Supplementary Materials

Fig S1. Gating strategy for flow‐cytometry acquisition. Platelets were identified by side scatter (SSC) and a platelet‐specific marker, and single non‐aggregated platelets were then identified using SSC and forward scatter (FSC). The percentage of platelets positive for PAC1 and CD62P was determined by gating 1% of events of a negative isotype control. A) Platelet gating for Panel 1 and 3, using SSC and CD42b‐FITC fluorescence. B) Single platelet gating for panel 1 and 3, using SSC and FSC. C) Platelet gating for Panel 2 using SSC and CD42a‐BV421. D) Single platelet gating for Panel 2 using SSC and FSC. E) PAC1‐FITC+ gate based on 1% of events in negative isotype. F) PAC1‐FITC+ G gate on a sample tube. G) CD62P‐PE+ gate based on 1% of events in negative isotype. H) CD62P‐PE+ gate on a sample tube.
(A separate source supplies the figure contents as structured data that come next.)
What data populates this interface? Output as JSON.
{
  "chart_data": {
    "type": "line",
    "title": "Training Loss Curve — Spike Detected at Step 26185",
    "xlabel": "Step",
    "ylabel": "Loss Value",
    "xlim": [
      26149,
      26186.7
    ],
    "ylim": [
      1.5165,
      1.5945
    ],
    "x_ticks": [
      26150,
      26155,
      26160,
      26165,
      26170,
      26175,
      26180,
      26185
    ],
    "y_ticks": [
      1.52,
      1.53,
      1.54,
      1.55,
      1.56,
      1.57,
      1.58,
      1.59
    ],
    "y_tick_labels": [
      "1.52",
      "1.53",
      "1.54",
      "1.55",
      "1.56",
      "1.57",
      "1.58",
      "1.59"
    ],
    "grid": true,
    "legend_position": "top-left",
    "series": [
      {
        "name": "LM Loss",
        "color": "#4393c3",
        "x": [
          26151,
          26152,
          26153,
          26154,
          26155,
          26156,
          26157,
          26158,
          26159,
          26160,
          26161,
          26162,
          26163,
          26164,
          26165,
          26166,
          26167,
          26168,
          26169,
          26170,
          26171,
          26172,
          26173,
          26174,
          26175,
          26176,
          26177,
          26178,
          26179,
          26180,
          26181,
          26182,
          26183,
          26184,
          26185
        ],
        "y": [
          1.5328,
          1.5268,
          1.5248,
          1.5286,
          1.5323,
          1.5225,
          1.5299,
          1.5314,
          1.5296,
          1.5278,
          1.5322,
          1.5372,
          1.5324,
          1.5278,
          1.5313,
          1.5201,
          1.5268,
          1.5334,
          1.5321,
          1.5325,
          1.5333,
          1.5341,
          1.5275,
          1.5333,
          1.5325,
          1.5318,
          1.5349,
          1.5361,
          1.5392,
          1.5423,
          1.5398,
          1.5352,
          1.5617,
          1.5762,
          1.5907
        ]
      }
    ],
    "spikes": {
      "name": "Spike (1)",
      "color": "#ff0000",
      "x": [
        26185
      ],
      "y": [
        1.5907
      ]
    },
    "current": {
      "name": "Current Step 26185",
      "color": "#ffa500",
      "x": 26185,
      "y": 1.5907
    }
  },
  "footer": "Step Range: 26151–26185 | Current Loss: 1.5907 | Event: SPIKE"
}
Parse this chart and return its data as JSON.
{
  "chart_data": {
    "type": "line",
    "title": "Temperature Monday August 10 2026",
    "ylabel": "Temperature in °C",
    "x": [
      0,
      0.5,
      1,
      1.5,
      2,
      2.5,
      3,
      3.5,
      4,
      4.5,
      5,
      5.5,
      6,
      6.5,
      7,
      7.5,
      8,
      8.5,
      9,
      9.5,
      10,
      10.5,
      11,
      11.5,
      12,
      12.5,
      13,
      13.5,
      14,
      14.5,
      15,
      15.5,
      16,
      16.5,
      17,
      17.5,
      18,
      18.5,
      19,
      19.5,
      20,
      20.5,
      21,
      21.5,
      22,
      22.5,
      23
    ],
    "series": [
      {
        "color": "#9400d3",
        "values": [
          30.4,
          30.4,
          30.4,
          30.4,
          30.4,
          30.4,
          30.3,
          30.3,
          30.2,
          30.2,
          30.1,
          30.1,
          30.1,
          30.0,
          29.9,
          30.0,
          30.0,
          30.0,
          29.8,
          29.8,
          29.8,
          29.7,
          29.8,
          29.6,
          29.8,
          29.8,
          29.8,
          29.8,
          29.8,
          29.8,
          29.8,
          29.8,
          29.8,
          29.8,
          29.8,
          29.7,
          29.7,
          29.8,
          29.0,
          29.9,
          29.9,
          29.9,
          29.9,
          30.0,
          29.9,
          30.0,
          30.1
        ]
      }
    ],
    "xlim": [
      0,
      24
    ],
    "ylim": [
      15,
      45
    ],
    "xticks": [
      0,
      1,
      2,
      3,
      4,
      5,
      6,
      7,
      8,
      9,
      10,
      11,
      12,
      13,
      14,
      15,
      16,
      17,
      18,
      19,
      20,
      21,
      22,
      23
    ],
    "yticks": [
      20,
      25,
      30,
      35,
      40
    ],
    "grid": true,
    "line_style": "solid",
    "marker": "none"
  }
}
Fig S2. Platelet counts for prospectively collected participants, analysed using Advia 2120i Cell Counter. Values are presented as mean ± standard deviation, and units are x109 Platelets/L. Differences within age groups were determined using ANOVA with Tukey’s multiple comparison test, and differences between age groups were determined using a t‐test with Bonferroni adjustment. Significant differences between groups are denoted with a black line and P‐value. Blue circles represent SARS‐CoV‐2‐exposed individuals and black triangles represent SARS‐CoV‐2‐positive individuals.

Table S1. Summary of targets for flow cytometry.